The Village will house 100 homeless people in three years or less. That represents a savings of $10 million a year for Anchorage and its property tax payers. With potential expansion on adjacent private property, up to another 100 non-veteran homeless may also be able to leave the streets.
Housing and more
VetVillageAK is based on the “Housing First” model, which includes permanent, supportive housing for veterans, some with families. Residents are required to make a contribution to their housing cost, most will work at jobs or attend classes, while those unable to work offsite will be provided employment at the village.
Accommodation and encouragement to reintegrate and to overcome substance abuse issues are part of the program. Three meals a day will be provided, the kitchen being one of the sources of onsite employment. A commercial nursery, greenhouse, and village maintenance of property and equipment would also provide jobs. A number of businesses have agreed to locate on site. Self-sufficiency, self-reliance and the atmosphere of a permanent community with veteran camaraderie are major goals.

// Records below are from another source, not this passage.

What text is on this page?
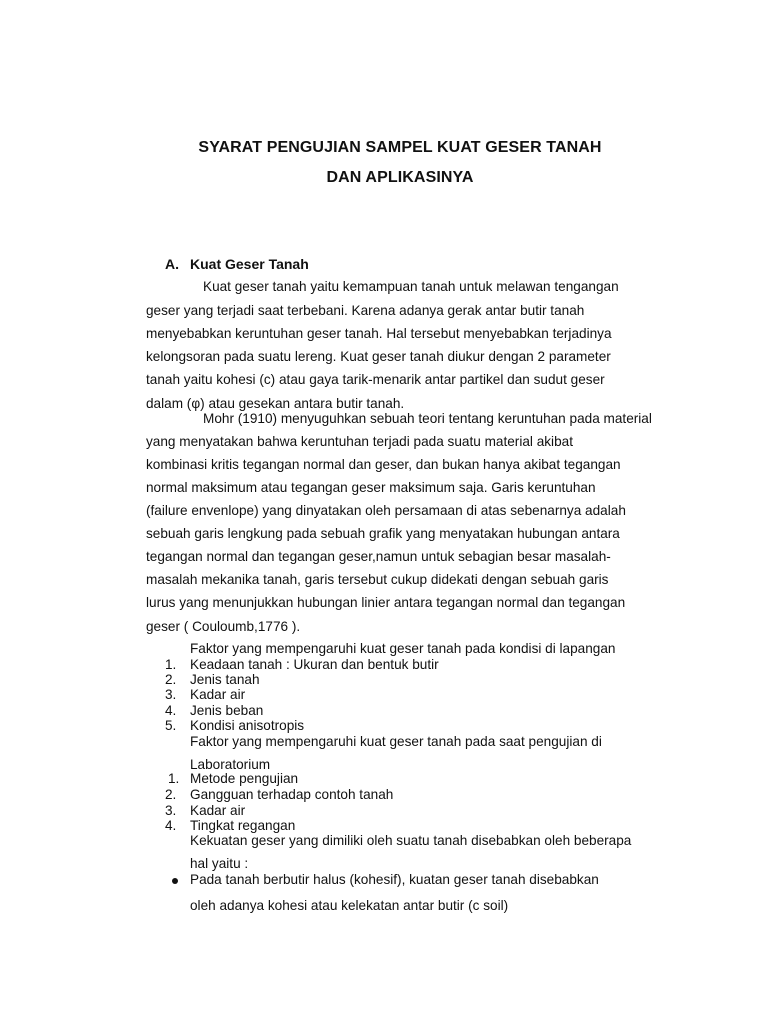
SYARAT PENGUJIAN SAMPEL KUAT GESER TANAH
DAN APLIKASINYA
A. Kuat Geser Tanah
Kuat geser tanah yaitu kemampuan tanah untuk melawan tengangan
geser yang terjadi saat terbebani. Karena adanya gerak antar butir tanah
menyebabkan keruntuhan geser tanah. Hal tersebut menyebabkan terjadinya
kelongsoran pada suatu lereng. Kuat geser tanah diukur dengan 2 parameter
tanah yaitu kohesi (c) atau gaya tarik-menarik antar partikel dan sudut geser
dalam (φ) atau gesekan antara butir tanah.
Mohr (1910) menyuguhkan sebuah teori tentang keruntuhan pada material
yang menyatakan bahwa keruntuhan terjadi pada suatu material akibat
kombinasi kritis tegangan normal dan geser, dan bukan hanya akibat tegangan
normal maksimum atau tegangan geser maksimum saja. Garis keruntuhan
(failure envenlope) yang dinyatakan oleh persamaan di atas sebenarnya adalah
sebuah garis lengkung pada sebuah grafik yang menyatakan hubungan antara
tegangan normal dan tegangan geser,namun untuk sebagian besar masalah-
masalah mekanika tanah, garis tersebut cukup didekati dengan sebuah garis
lurus yang menunjukkan hubungan linier antara tegangan normal dan tegangan
geser ( Couloumb,1776 ).
Faktor yang mempengaruhi kuat geser tanah pada kondisi di lapangan
1. Keadaan tanah : Ukuran dan bentuk butir
2. Jenis tanah
3. Kadar air
4. Jenis beban
5. Kondisi anisotropis
Faktor yang mempengaruhi kuat geser tanah pada saat pengujian di
Laboratorium
1. Metode pengujian
2. Gangguan terhadap contoh tanah
3. Kadar air
4. Tingkat regangan
Kekuatan geser yang dimiliki oleh suatu tanah disebabkan oleh beberapa
hal yaitu :
Pada tanah berbutir halus (kohesif), kuatan geser tanah disebabkan
oleh adanya kohesi atau kelekatan antar butir (c soil)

VetVillageAK will be built within Anchorage, through purchase or long term lease of properties in the Eklutna area. In addition to offices, a kitchen and dining room, day/reading room, conference/training space, there will be 25 individual living spaces, five of which are disability-compliant. The campus will contain cabins for singles or small families; the overall plan is 75 cabins. On site there will be a nursery, a garage and maintenance facility, outdoor gathering areas and, eventually, space for animals will be considered.
The requirement to work is a key part of any effort to help homeless people and their families, but residents can stay in the village as long as they want. For those who have serious disabilities, appropriate work in the village will be available. Other jobs will be provided by business partners and two industries have agreed to locate in or close to the village. Consistent with some of the available grants, no less than 30 percent of any income of any tenant must go toward the cost of housing and services.
VetVillageAK has already received the support of community councils, public officials, potential residents and individuals who have reviewed the plans. The absence of seed money, much of which will be re-paid, is the present barrier. Whether that will be provided as upcoming budgets develop remains to be seen.